Revista Cultura y Ocio
Sara Gran Claire DeWitt y la ciudad de los muertos
Constance Darling fue una profesora nada convencional. Me llevó en coche hasta las marismas en una noche sin luna y me dejó ahí para que encontrara el camino de vuelta fijándome en el viento y en las estrellas. Tiró sobre mi mesa un recorte de periódico acerca de un asesinato cometido en Manhattan en 1973 y me pidió que lo resolviera. Me enseñó a leer las huellas dactilares como si fueran hojas de té y los ojos como si fueran mapas. Me enseñó a oler los problemas tanto literalmente como de manera figurada. Me mandó a ver a los lamas y a los tulkus, a los swamis y a los videntes. Como la mayoría de detectives, tenía un receptor de frecuencia de la policía en la cocina, y, si no estábamos ocupadas, podíamos llegar a la escena del crimen y resolverlo antes que el Departamento de Policía de Nueva Orleans apareciera siquiera. No es que quisieran nuestra ayuda.

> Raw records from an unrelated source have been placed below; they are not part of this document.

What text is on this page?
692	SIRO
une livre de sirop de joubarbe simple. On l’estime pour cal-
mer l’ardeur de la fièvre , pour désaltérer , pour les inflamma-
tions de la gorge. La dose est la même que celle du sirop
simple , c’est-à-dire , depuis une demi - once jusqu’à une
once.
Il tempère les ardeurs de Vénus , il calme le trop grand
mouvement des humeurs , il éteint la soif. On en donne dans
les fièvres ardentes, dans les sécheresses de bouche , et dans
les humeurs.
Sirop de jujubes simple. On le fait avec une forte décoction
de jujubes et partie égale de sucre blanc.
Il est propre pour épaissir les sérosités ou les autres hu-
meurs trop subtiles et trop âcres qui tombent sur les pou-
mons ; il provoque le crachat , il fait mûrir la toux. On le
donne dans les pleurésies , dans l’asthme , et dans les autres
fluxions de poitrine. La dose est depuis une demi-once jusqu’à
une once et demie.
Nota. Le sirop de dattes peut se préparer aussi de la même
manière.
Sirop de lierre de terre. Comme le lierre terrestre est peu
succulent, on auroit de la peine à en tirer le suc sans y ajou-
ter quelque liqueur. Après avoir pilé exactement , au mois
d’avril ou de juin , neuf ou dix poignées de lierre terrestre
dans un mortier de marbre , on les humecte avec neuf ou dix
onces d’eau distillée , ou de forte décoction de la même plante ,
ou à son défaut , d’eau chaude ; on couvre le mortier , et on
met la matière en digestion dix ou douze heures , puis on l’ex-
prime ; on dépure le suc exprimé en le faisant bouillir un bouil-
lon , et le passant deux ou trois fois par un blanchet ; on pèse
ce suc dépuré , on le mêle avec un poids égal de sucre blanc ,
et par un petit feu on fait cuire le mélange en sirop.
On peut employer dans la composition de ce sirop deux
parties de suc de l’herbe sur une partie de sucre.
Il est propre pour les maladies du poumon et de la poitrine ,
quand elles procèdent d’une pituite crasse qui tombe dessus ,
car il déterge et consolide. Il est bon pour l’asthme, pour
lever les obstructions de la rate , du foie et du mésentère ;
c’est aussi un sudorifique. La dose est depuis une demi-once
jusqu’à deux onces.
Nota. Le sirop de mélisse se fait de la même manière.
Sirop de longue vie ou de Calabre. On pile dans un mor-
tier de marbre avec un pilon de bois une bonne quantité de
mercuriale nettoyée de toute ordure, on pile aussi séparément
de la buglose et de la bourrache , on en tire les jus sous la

La mayoría de las veces nos ignoraban, pero Constance siempre tenía razón. —Existen dos tipos de detectives —me explicó hace mucho tiempo en la biblioteca de su casa, en Garden District—, unos son los que deciden ser detectives y los otros los que no lo deciden en absoluto. Me explicó que todos sentimos la llamada de forma distinta. Para algunos es un sueño; a veces, un presagio; otras, uno de esos famosos momentos en que nos cambia la vida, como una experiencia próxima a la muerte, un ataque al corazón o la pérdida de un ser querido. Cuando eso sucede, sabes que debes hacer lo que llevabas en el corazón desde hacía tiempo y abrir tu despacho de investigador privado. Tanto si tienes quince años como si tienes cincuenta, cuando sientes la vocación de resolver enigmas finalmente tienes que rendirte.